Septiembre se ha transformado mucho y se ha convertido en una especie de prolongación del período veraniego, mientras que antes marcaba el inicio en grande estilo del Otoño.
Obviamente no faltan los primeros signos de otoño con algún paso perturbado o irrupciones frescas, pero prevalecen los escenarios veraniegos. El Anticiclón de las Azores era la figura predominante de los meses de septiembre más templados de antaño.
De este modo, las temperaturas eran más moderadas, sin los excesos veraniegos. Las fases anticiclónicas daban espacio a las primeras perturbaciones atlánticas que anunciaban la llegada del otoño. Desde hace algunos años y sobre todo en la última década, este esquema meteorológico parece haber variado considerablemente, con un clima cada vez más impredecible y sujeto a fenómenos extremos. Las clásicas transiciones estacionales son cada vez menos evidentes, dando espacio a un aumento de los eventos meteorológicos violentos y con demasiados excesos. ¿Cómo será el septiembre de este año? Muchos nos lo preguntan, pero no es posible hacer previsiones certeras.
Los modelos estacionales y las señales atmosféricas actuales indican un posible cambio respecto a los últimos años.
El Anticiclón Africano, que ha dominado muchos de los veranos pasados, podría tener una influencia menor.
Septiembre entre primeras tormentas y calor excesivo
Podría haber así espacio para una mayor variabilidad atmosférica.
Esto podría traducirse en un septiembre caracterizado por condiciones más inestables y turbulentas, con un aumento del riesgo de fenómenos intensos.
Atención, sin embargo, que esto no significa que tendremos tiempo otoñal o más fresco de lo normal. Las temperaturas del mar cerca de Italia son similares a las del Golfo de México.
Esta similitud, unida al hecho de un anticiclón no muy fuerte, hace prever que también en el Mediterráneo se podrían producir tormentas más violentas de lo normal, incluso en simple presencia de gotas frías. El mes de septiembre podría estar marcado por los últimos vestigios del Verano Africano, pero también por los primeros ataques consistentes de impulsos perturbados.

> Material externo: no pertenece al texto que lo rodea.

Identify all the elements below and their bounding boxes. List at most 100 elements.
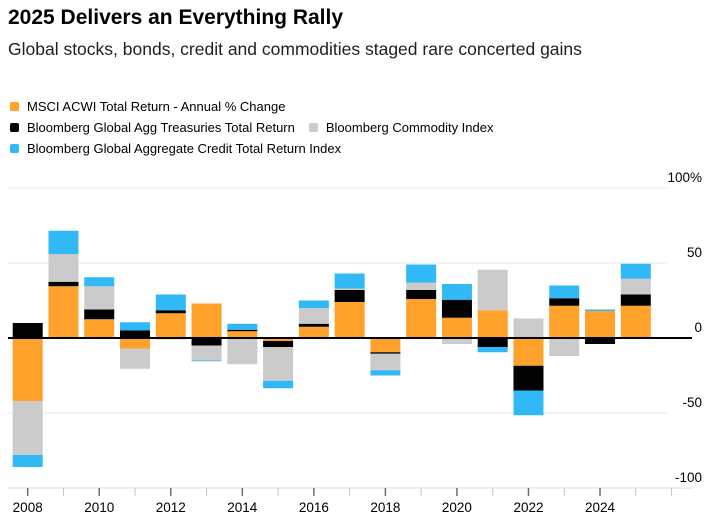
- bar-segment-series3-2018: [370, 370, 401, 376]
- legend-item-0: MSCI ACWI Total Return - Annual % Change: [10, 99, 285, 114]
- bar-segment-series0-2020: [441, 317, 472, 338]
- bar-segment-series3-2025: [620, 263, 651, 279]
- legend-item-1: Bloomberg Global Agg Treasuries Total Re…: [10, 120, 295, 135]
- bar-segment-series3-2023: [549, 285, 580, 299]
- bar-segment-series1-2025: [620, 294, 651, 306]
- bar-segment-series2-2019: [406, 282, 437, 290]
- legend-row: MSCI ACWI Total Return - Annual % Change: [10, 96, 508, 117]
- bar-segment-series1-2020: [441, 299, 472, 318]
- bar-segment-series2-2009: [48, 254, 79, 282]
- bar-segment-series3-2019: [406, 264, 437, 283]
- bar-segment-series0-2016: [298, 326, 329, 338]
- legend-label: MSCI ACWI Total Return - Annual % Change: [27, 99, 286, 114]
- bar-segment-series2-2014: [227, 338, 258, 365]
- bar-segment-series2-2021: [477, 269, 508, 311]
- bar-segment-series0-2014: [227, 331, 258, 338]
- bar-segment-series1-2023: [549, 298, 580, 306]
- bar-segment-series0-2019: [406, 299, 437, 338]
- y-axis-label: -100: [675, 470, 702, 485]
- bar-segment-series3-2011: [120, 322, 151, 331]
- bar-segment-series1-2016: [298, 323, 329, 327]
- bar-segment-series0-2008: [12, 338, 43, 401]
- legend-label: Bloomberg Commodity Index: [325, 120, 494, 135]
- bar-segment-series2-2010: [84, 286, 115, 310]
- x-axis-label: 2014: [227, 500, 258, 515]
- bar-segment-series0-2012: [155, 313, 186, 338]
- bar-segment-series1-2015: [263, 341, 294, 347]
- bar-segment-series3-2014: [227, 323, 258, 330]
- bar-segment-series3-2017: [334, 273, 365, 289]
- bar-segment-series1-2017: [334, 290, 365, 302]
- bar-segment-series3-2020: [441, 284, 472, 300]
- legend-swatch: [10, 144, 19, 153]
- bar-segment-series1-2012: [155, 310, 186, 314]
- bar-segment-series1-2024: [585, 338, 616, 344]
- bar-segment-series3-2008: [12, 455, 43, 467]
- bar-segment-series1-2008: [12, 323, 43, 338]
- legend-label: Bloomberg Global Aggregate Credit Total …: [27, 141, 342, 156]
- x-axis-label: 2016: [299, 500, 329, 515]
- legend-swatch: [10, 123, 19, 132]
- bar-segment-series2-2025: [620, 278, 651, 295]
- bar-segment-series1-2009: [48, 281, 79, 287]
- bar-segment-series3-2024: [585, 309, 616, 311]
- legend-swatch: [308, 123, 318, 132]
- bar-segment-series2-2013: [191, 345, 222, 361]
- bar-segment-series0-2010: [84, 319, 115, 338]
- y-axis-label: 50: [687, 245, 702, 260]
- y-axis-label: 100%: [667, 170, 702, 185]
- bar-segment-series0-2013: [191, 303, 222, 338]
- legend-row: Bloomberg Global Aggregate Credit Total …: [10, 138, 508, 159]
- legend-item-2: Bloomberg Commodity Index: [308, 120, 494, 135]
- x-axis-label: 2008: [13, 500, 43, 515]
- bar-segment-series2-2015: [263, 347, 294, 381]
- bar-segment-series2-2017: [334, 288, 365, 290]
- bar-segment-series0-2009: [48, 286, 79, 338]
- bar-segment-series3-2022: [513, 390, 544, 416]
- legend-item-3: Bloomberg Global Aggregate Credit Total …: [10, 141, 341, 156]
- bar-segment-series1-2011: [120, 330, 151, 338]
- bar-segment-series3-2010: [84, 277, 115, 287]
- bar-segment-series1-2013: [191, 338, 222, 346]
- x-axis-label: 2012: [156, 500, 186, 515]
- bar-segment-series0-2011: [120, 338, 151, 349]
- bar-segment-series3-2016: [298, 300, 329, 308]
- chart-subtitle: Global stocks, bonds, credit and commodi…: [8, 39, 582, 59]
- x-axis-label: 2010: [84, 500, 114, 515]
- bar-segment-series3-2012: [155, 294, 186, 311]
- bar-segment-series0-2022: [513, 338, 544, 366]
- y-axis-label: -50: [682, 395, 702, 410]
- bar-segment-series0-2018: [370, 338, 401, 353]
- bar-segment-series0-2025: [620, 305, 651, 338]
- x-axis-label: 2022: [513, 500, 543, 515]
- bar-segment-series3-2013: [191, 360, 222, 362]
- bar-segment-series1-2014: [227, 329, 258, 332]
- legend-label: Bloomberg Global Agg Treasuries Total Re…: [27, 120, 295, 135]
- bar-segment-series3-2021: [477, 347, 508, 353]
- bar-segment-series0-2015: [263, 338, 294, 341]
- chart-legend: MSCI ACWI Total Return - Annual % Change…: [10, 96, 508, 159]
- bar-segment-series1-2019: [406, 290, 437, 299]
- x-axis-label: 2020: [442, 500, 472, 515]
- chart-title: 2025 Delivers an Everything Rally: [8, 6, 344, 29]
- bar-segment-series3-2009: [48, 230, 79, 254]
- bar-segment-series3-2015: [263, 380, 294, 389]
- bar-segment-series2-2016: [298, 308, 329, 324]
- bar-segment-series1-2021: [477, 338, 508, 347]
- bar-segment-series1-2018: [370, 352, 401, 354]
- bar-segment-series2-2020: [441, 338, 472, 344]
- bar-segment-series2-2023: [549, 338, 580, 356]
- stacked-bar-chart: 100% 50 0 -50 -100 2008 2010 2012 2014 2016 2018 20…: [8, 170, 702, 515]
- bar-segment-series2-2022: [513, 318, 544, 338]
- bar-segment-series2-2018: [370, 353, 401, 371]
- x-axis-label: 2024: [585, 500, 616, 515]
- bar-segment-series0-2023: [549, 305, 580, 338]
- bar-segment-series1-2022: [513, 365, 544, 391]
- plot-area: 100% 50 0 -50 -100 2008 2010 2012 2014 2016 2018 20…: [0, 166, 711, 527]
- bar-segment-series1-2010: [84, 309, 115, 320]
- legend-swatch: [10, 102, 19, 111]
- x-axis-label: 2018: [370, 500, 400, 515]
- bar-segment-series0-2024: [585, 311, 616, 338]
- bar-segment-series2-2008: [12, 401, 43, 455]
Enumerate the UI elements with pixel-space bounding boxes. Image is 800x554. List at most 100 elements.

El exceso de calor acumulado recientemente podría exaltar la potencia de estos primeros eventos de mal tiempo. La combinación entre el calor acumulado en nuestros mares, en comparación con los primeros impulsos de aire fresco, podría generar eventos meteorológicos de particular intensidad, como olas de calor, tormentas violentas y riesgos de inundaciones. No queda más que prepararnos y esperar que toda esta energía no se desate de manera demasiado dañina.